Ist es aber nicht, seit jeder sonnige Sonntagmorgen, an dem der ehemals gut gelaunte Läufer zu seiner Runde startet, zu einem Slalom zwischen maulenden Tonnen geworden ist, die sich wie die Herren aller Grünanlagen aufführen. Schon auf dem ersten Kilometer hat er mit Mühe dem Stock ausweichen können, der just in der Sekunde emporschnellte, als er den ersten Walker zu überholen gedachte. Entkräftet von den ersten 300 Metern hatte der wulstleibige Mann eine Pause eingelegt, die natürlich nicht wie eine aussehen durfte. Also stoppte er schnaufend, als habe er etwas Unglaubliches im Dickicht gesehen, und riss seine Gehhilfe empor, um darauf zu deuten – natürlich unmittelbar vor der Nase des im Überholvorgang befindlichen Läufers.
Mit Walkern ist jeder Sonntag Vatertag. Denn rudelweise bevölkern sie nach getanem Schlurf die Biergärten, manche ziehen ihre Schuhe aus, die Pilzbefallenen auch gern die Socken. Volkswirtschaftlich immerhin ist der Walker ein Gewinn, denn er konsumiert unablässig. Leider auch frische Waldluft.
Eine schweigende Mehrheit von Millionen von Läufern hat das bizarre Schlurfen bislang halbwegs stoisch ertragen.
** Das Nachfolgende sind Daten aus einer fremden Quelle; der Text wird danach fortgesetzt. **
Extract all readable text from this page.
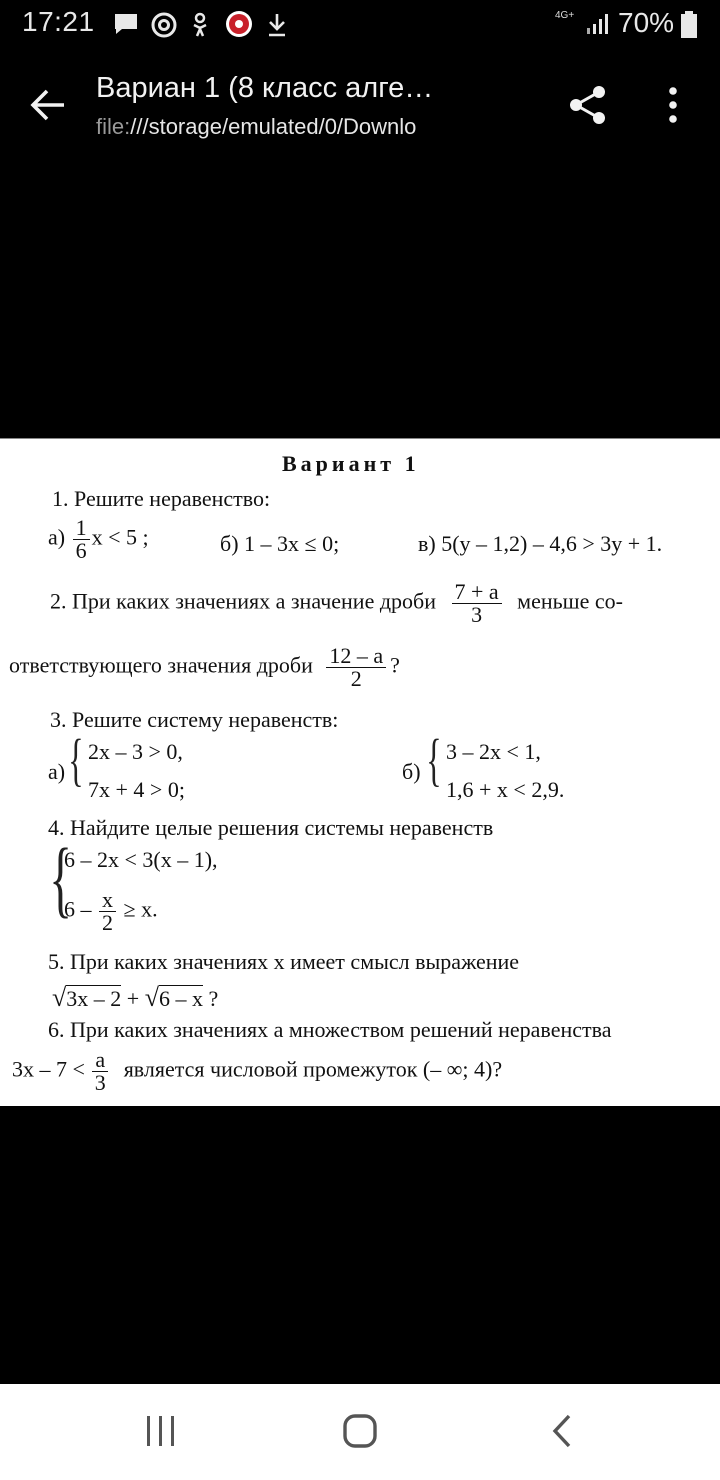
17:21	4G+ 70%
Вариан 1 (8 класс алге…
file:///storage/emulated/0/Downlo
Вариант 1
1. Решите неравенство:
$а) \frac{1}{6}$ x < 5 ;	б) 1 – 3x ≤ 0;	в) 5(y – 1,2) – 4,6 > 3y + 1.
2. При каких значениях a значение дроби $\frac{7 + a}{3}$ меньше со-
ответствующего значения дроби $\frac{12 - a}{2}$ ?
3. Решите систему неравенств:
а) { 2x – 3 > 0,
7x + 4 > 0;
б) { 3 – 2x < 1,
1,6 + x < 2,9.
4. Найдите целые решения системы неравенств
{
6 – 2x < 3(x – 1),
$6 - \frac{x}{2} \ge x$.
5. При каких значениях x имеет смысл выражение
√3x – 2 + √6 – x ?
6. При каких значениях a множеством решений неравенства
$3x - 7 < \frac{a}{3}$ является числовой промежуток (– ∞; 4)?
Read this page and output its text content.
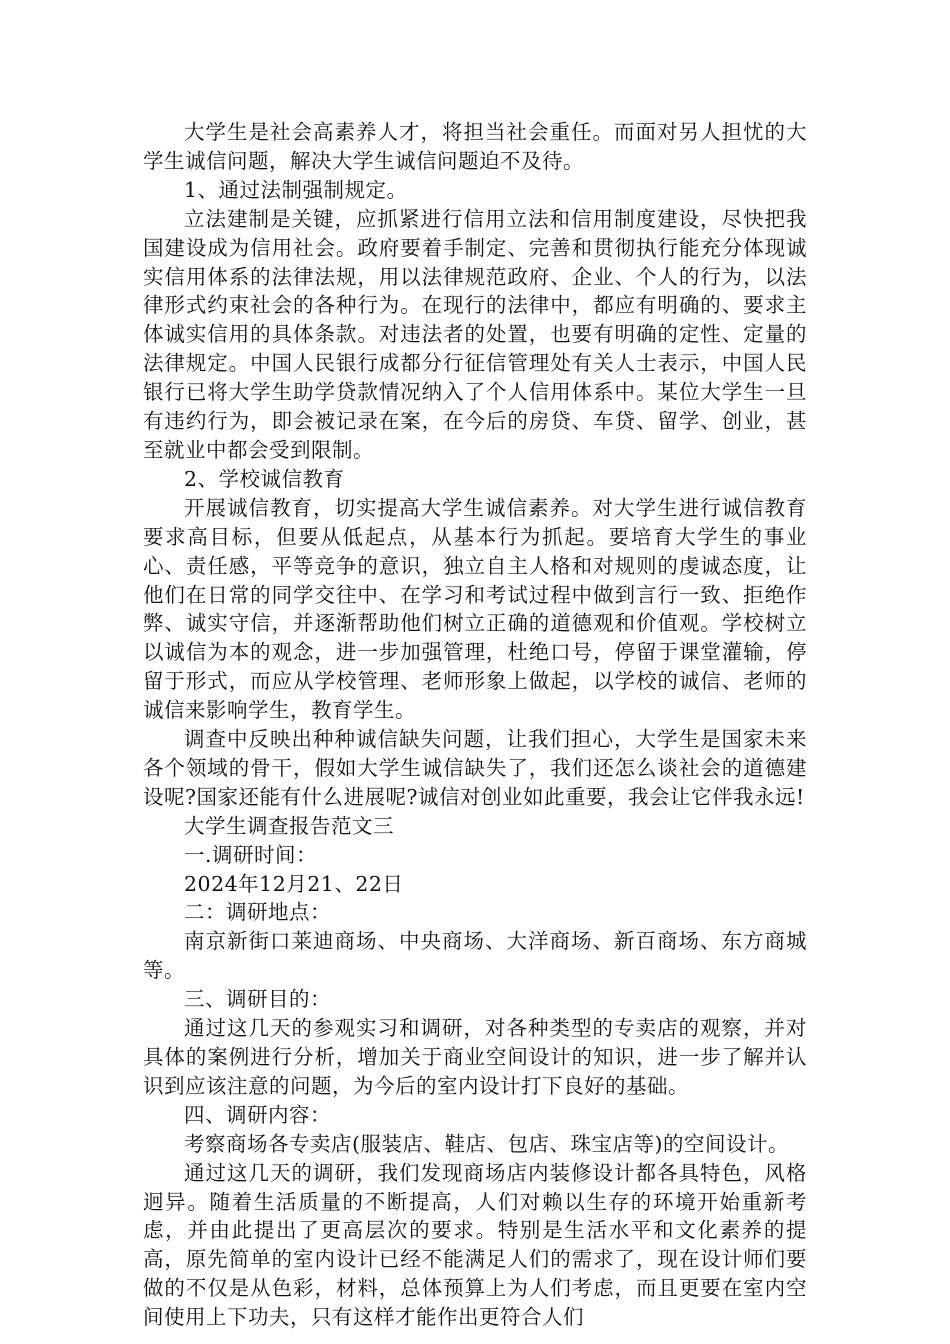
大学生是社会高素养人才，将担当社会重任。而面对另人担忧的大学生诚信问题，解决大学生诚信问题迫不及待。

1、通过法制强制规定。

立法建制是关键，应抓紧进行信用立法和信用制度建设，尽快把我国建设成为信用社会。政府要着手制定、完善和贯彻执行能充分体现诚实信用体系的法律法规，用以法律规范政府、企业、个人的行为，以法律形式约束社会的各种行为。在现行的法律中，都应有明确的、要求主体诚实信用的具体条款。对违法者的处置，也要有明确的定性、定量的法律规定。中国人民银行成都分行征信管理处有关人士表示，中国人民银行已将大学生助学贷款情况纳入了个人信用体系中。某位大学生一旦有违约行为，即会被记录在案，在今后的房贷、车贷、留学、创业，甚至就业中都会受到限制。

2、学校诚信教育

开展诚信教育，切实提高大学生诚信素养。对大学生进行诚信教育要求高目标，但要从低起点，从基本行为抓起。要培育大学生的事业心、责任感，平等竞争的意识，独立自主人格和对规则的虔诚态度，让他们在日常的同学交往中、在学习和考试过程中做到言行一致、拒绝作弊、诚实守信，并逐渐帮助他们树立正确的道德观和价值观。学校树立以诚信为本的观念，进一步加强管理，杜绝口号，停留于课堂灌输，停留于形式，而应从学校管理、老师形象上做起，以学校的诚信、老师的诚信来影响学生，教育学生。

调查中反映出种种诚信缺失问题，让我们担心，大学生是国家未来各个领域的骨干，假如大学生诚信缺失了，我们还怎么谈社会的道德建设呢?国家还能有什么进展呢?诚信对创业如此重要，我会让它伴我永远!

大学生调查报告范文三

一.调研时间：

2024年12月21、22日

二：调研地点：

南京新街口莱迪商场、中央商场、大洋商场、新百商场、东方商城等。

三、调研目的：

通过这几天的参观实习和调研，对各种类型的专卖店的观察，并对具体的案例进行分析，增加关于商业空间设计的知识，进一步了解并认识到应该注意的问题，为今后的室内设计打下良好的基础。

四、调研内容：

考察商场各专卖店(服装店、鞋店、包店、珠宝店等)的空间设计。

通过这几天的调研，我们发现商场店内装修设计都各具特色，风格迥异。随着生活质量的不断提高，人们对赖以生存的环境开始重新考虑，并由此提出了更高层次的要求。特别是生活水平和文化素养的提高，原先简单的室内设计已经不能满足人们的需求了，现在设计师们要做的不仅是从色彩，材料，总体预算上为人们考虑，而且更要在室内空间使用上下功夫，只有这样才能作出更符合人们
In unzähligen zustimmenden Mails auf die Walker-skeptischen Kolumnen des ebenso ausdauernden wie erfolgsentwöhnten Freizeitläufers Achim Achilles auf SPIEGEL ONLINE machten sie ihrem Unmut Luft, ihrer Furcht vor der Walker-Diktatur.
Dieses Buch ist all denen gewidmet, die still dort leiden, wo sie früher mit sich, der Natur und ihrem stolzen Sportsgeist alleine waren. Ihre Zuschriften finden sich zwischen den einzelnen Kolumnen, Zeugnisse traumatischer Erlebnisse.
Die Archäologen der Zukunft werden bei ihren Grabungen in ein paar hundert Jahren auf eine merkwürdige Schicht stoßen aus einer Epoche, die sie das Walkozän nennen werden. In Kellern, auf Speichern und in Kofferräumen werden sie bunte Aluminiumstöcke finden, deren Zweck angesichts der Klimaveränderung kein wintersportlicher sein konnte. Die Forscher werden nach Erklärungsmustern fahnden: plötzliche Schwächeanfälle vielleicht, eine seltsame Krankheit oder eine bizarre Religion? Den wahren Grund werden sie wohl nie herausfinden. Es war schlichtweg Blödheit.
Lieber Achim,
Ihre Walker-Artikel sprechen mir voll aus dem Herzen. Schon lange muss man sich über einige sogenannte Sportarten wundern, denn wir Deutschen waren doch immer dafür in der Welt bekannt, dass wir gerne laufen. Weshalb dann auf einmal Walking? Davon mal abgesehen, sieht es ja auch ziemlich lächerlich aus.
Kurt
Moin Achim,
ist Dir eigentlich schon aufgefallen, dass man bei Nordic Walkern an den Stockbewegungen genau ablesen kann, ähnlich dem Lippenlesen beziehungsweise den Flaggensignalen bei der Seefahrt, über welches Thema gerade gesprochen wird? Am letzten Freitag im Wald schlich eine Kollegin von mir mit zwei Freundinnen vor mir her, und ich versuchte festzustellen, über was da gerade gesprochen wird. Es ging eindeutig ums Kochen. Was mir auch heute auf der Arbeit bestätigt wurde. Eine Prise Salz beispielsweise bedeutet den Stock nach oben drehen, um das Einstreuen der Prise zu simulieren. Mein Ziel ist nun eine vollständige Übersetzung von nordic gewalkten Rezepten.